Personal information
- Date of birth: 18 December 1975 (age 50)
- Place of birth: Nîmes, France
- Height: 1.77 m (5 ft 10 in)
- Positions: Right-back; midfielder;

Team information
- Current team: Auxerre B (assistant)

Senior career*
- Years: Team / Apps / (Gls)
- 1994–1997: Nîmes / 39 / (6)
- 1997–2001: Auxerre / 113 / (4)
- 2001–2002: Bastia / 44 / (1)
- 2002–2007: Rennes / 138 / (5)
- 2007–2009: Nice / 41 / (0)
- 2009–2013: Montpellier / 91 / (0)
- 2014–2015: Istres / 31 / (0)
- Total:  / 497 / (16)

Managerial career
- 2016–2018: Castelnau Le Crès (youth coach)
- 2018–2020: Castelnau Le Crès (U-19 manager)
- 2020–2024: Bastia (U-19 manager)
- 2021: Bastia (interim manager)
- 2024–: Auxerre B (assistant)

= Cyril Jeunechamp =

French former professional footballer (born 1975)
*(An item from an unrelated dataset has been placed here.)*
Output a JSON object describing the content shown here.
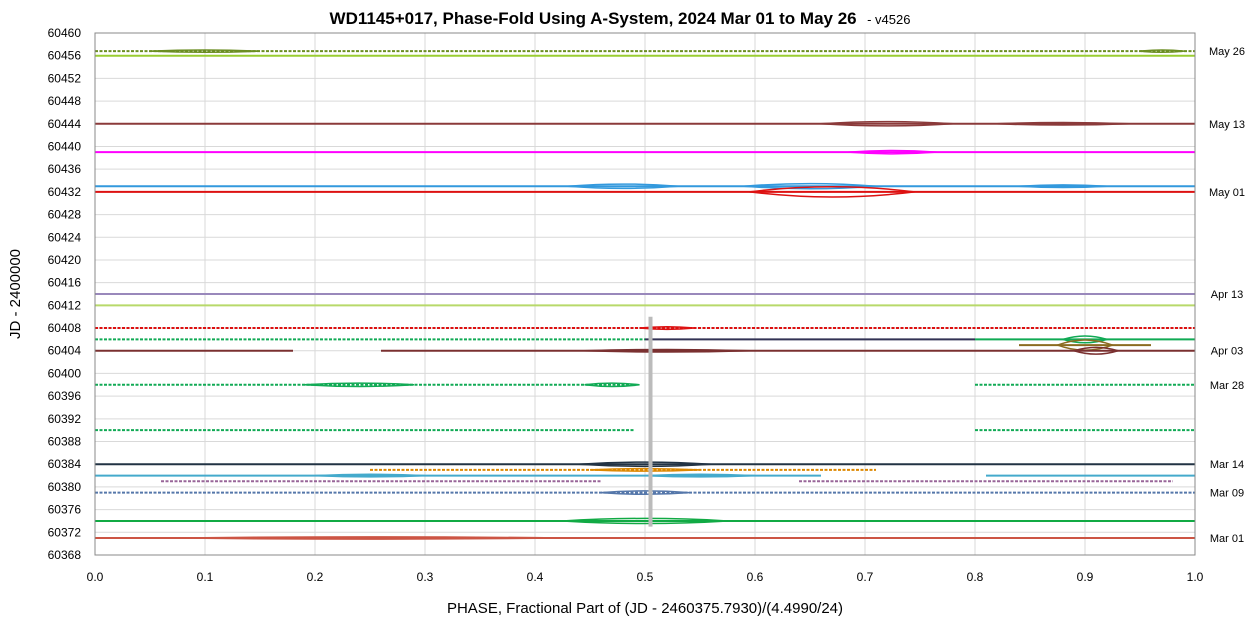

Cyril Jeunechamp (born 18 December 1975) is a French professional football coach and a former player. He played as a right-back or midfielder. He is currently the assistant coach of AJ Auxerre's B-team.

==Playing career==
Born in Nîmes, Cyril Jeunechamp began his career at hometown club Nîmes Olympique, later playing for AJ Auxerre and SC Bastia when they made their way to the finals of the French Cup. In 2003, he joined Rennes, staying there for four years before moving to Côte d'Azur based side OGC Nice in 2007, he left the club on 30 June 2009.

On 18 June 2009, Montpellier HSC signed the Jeunechamp on a free transfer until June 2012. For the first time in the club's history, on 20 May 2012, it won the Ligue 1 title.

In December 2012, Jeunechamp was banned from football for a year for punching a journalist in the face following a Ligue 1 match against Valenciennes FC. The defender was unhappy with an article the reporter had written. He left Montpellier the following year and joined FC Istres, where he made 31 appearances before retiring in 2015, aged 39.

==Coaching career==
In September 2021, he was briefly appointed caretaker manager for Bastia, following dismissal of Mathieu Chabert.

After several years as U-19 coach at Bastia, Jeunechamp moved to AJ Auxerre in June 2024, where he was appointed assistent coach of the clubs reserve/B-team under newly hired manager Sébastien Puygrenier.